Add ADHD Meds To Call Burden For Poison Control Centers

A new study published in Pediatrics details the call burden on US Poison Control Centers by analyzing the 156,365 reports of unintentional and intentional exposures to medications used to treat attention-deficit/hyperactivity disorder (ADHD). The data collected spans the time period from 2000 to 2014 in those under 19 years of age. Due to the nature of these substances being derivatives of the stimulant amphetamine, excessive doses from misuse, abuse or diversion can cause adverse effects like rapid heart rate, high blood pressure, vomiting, agitation, hallucinations and even death.

Just substitute the substance and it is the same old story. But, I will get to that why shortly, first let’s see what they identified.

The study’s main findings

Though there was variability, 2000-2011 showed an overall increase of reports by 71.2% with a 6.2% decline from 2011 to 2014. The sweeping majority were unintentional (81.9%) involving kids twelve years old and younger (76%). In adolescents, intentional exposures (e.g. suicide, abuse, misuse) reflected 50.2% of the reports in the 13 to 19 year old bracket. Fortunately, most (60.4%) did not require referral to more acute care facilities (e.g. hospital) with 24.6% being treated and released, 3.4% admitted, 2.8% hospitalized to a critical care unit and 1.8% to an inpatient psychiatric center. Compared to other ADHD drugs, the exposures came mainly from amphetamine and methylphenidate with more serious medical consequences occurring with the former. Teens experienced more of these than the younger population and represented the three deaths. There were regional disparities, in general, and most events occurred at a residence.

Why is this the same old story?

Whether it is cold and cough suppressant misuse or abuse, opioids and now ADHD drugs, the why to the patterns don’t change. The very young, in this case those 0 to 5 years old, are most at risk of general unintentional exposures because they are in a phase of rapid growth and development. At this stage, they become increasingly mobile, fascinated by their environment - its scents, textures, shapes. They put everything in their mouths and what they can access from one week to the next is subject to dynamic change.

Then, unintentional therapeutic errors become more common in the 6 to 12 year old set. Though they are less inclined than their younger counterparts to be somewhat more discerning about what they ingest, they are still typically in a household with multiple kids and/or caregivers. For example, medication errors like double dosing can happen when a parent is unaware another parent administered a dose or the wrong medicine entirely is accidentally given due to using a sibling’s prescription.

Adolescence is a time of experimentation and testing limits, so intentional abuse or misuse is more often the culprit - hence why episodes of significant adverse effects happened in this group.

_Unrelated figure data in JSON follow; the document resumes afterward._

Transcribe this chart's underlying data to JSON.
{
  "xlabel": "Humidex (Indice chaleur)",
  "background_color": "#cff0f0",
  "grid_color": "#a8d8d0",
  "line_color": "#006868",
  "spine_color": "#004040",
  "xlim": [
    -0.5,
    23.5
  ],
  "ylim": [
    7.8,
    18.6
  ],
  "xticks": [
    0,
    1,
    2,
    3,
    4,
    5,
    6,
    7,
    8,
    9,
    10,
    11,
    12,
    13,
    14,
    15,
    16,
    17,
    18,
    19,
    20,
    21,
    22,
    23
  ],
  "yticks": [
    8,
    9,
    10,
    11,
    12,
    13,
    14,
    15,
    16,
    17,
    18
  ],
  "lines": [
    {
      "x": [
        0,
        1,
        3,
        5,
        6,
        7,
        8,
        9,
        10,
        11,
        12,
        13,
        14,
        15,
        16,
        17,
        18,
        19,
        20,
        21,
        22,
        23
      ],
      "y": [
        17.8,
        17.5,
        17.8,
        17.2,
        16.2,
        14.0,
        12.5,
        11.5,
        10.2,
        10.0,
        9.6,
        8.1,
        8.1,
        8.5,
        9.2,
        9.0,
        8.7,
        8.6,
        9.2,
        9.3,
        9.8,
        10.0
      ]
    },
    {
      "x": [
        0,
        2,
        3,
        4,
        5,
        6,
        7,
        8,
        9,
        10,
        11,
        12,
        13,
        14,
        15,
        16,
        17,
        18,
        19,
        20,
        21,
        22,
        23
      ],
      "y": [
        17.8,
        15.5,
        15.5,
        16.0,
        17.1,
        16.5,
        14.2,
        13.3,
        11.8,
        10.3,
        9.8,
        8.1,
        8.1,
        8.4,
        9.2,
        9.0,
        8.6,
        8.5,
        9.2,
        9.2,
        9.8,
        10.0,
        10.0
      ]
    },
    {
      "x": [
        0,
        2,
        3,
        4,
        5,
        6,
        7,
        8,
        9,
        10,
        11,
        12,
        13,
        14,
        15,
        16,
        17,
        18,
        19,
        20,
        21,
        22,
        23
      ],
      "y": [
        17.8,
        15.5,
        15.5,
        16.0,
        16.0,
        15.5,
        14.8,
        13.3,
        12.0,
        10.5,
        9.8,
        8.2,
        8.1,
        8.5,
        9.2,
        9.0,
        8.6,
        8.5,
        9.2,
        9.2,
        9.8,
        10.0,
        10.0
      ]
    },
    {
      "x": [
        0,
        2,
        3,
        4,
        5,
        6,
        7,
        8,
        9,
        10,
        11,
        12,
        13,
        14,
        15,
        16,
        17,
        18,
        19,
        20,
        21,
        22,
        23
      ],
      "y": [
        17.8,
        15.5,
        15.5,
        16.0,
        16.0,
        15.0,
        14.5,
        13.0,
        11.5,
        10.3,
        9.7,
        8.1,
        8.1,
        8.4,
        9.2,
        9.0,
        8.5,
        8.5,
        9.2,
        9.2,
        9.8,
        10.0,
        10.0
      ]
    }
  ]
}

Understanding that the why depends on the who is essential to addressing the problem

In 2017, Clinical Toxicology published work demonstrating medication mistakes outside of a healthcare facility are on the rise and resulting in serious outcomes—with home locations leading the pack. It tracked unintentional therapeutic pharmaceutical errors and focused on those causing profound impairment, disability and death (there was a 100% rate increase from 2000 to 2012). All age groups reflected such an increase, except those under six years of age (likely explained by the FDA’s 2007 restriction of cold and cough suppressant sales to children that age due to their lack of proven efficacy and their ability to do harm).

See here to understand the challenges to proper use and how to prevent medical error.

Pediatricians go over childproofing as well as the issue of misuse and abuse repeatedly throughout the developmental spectrum. Labeling changes have been implemented. Dispensing has been modified. From pharmacists to medical professionals in all fields, discussions take place routinely on the importance of adhering to medication instructions and best ways to avoid error.

And still the issue poses a profound healthcare burden that runs the gamut of physical, emotional and economic costs. The latest study, likely an underestimation, doesn’t even touch on treatment or resources used in the outpatient setting.

Patient non-compliance or improper medication use is such an issue, especially with those on many drugs for chronic disease, that the FDA recently approved the first pill with an ingestible tracking sensor. Though the jury is out on whether this is ingenious or Big Brother, the innovation speaks to the many angles being considered to fix this societal problem.

Since human nature is clearly at play, targeted approaches to respective populations will yield the greatest dividends. Raising awareness about the hazards of prescription sharing, a dangerous but all too common and accepted practice, needs especially to be at the forefront of discussions surrounding ADHD drugs, opioids and other substances of abuse. Approaches to intentional and unintentional drug exposures need to be dissimilar and strategic if we hope to move the needle. Conflating them, which is a constant problem with respect to the current opioid situation, does not best serve solutions.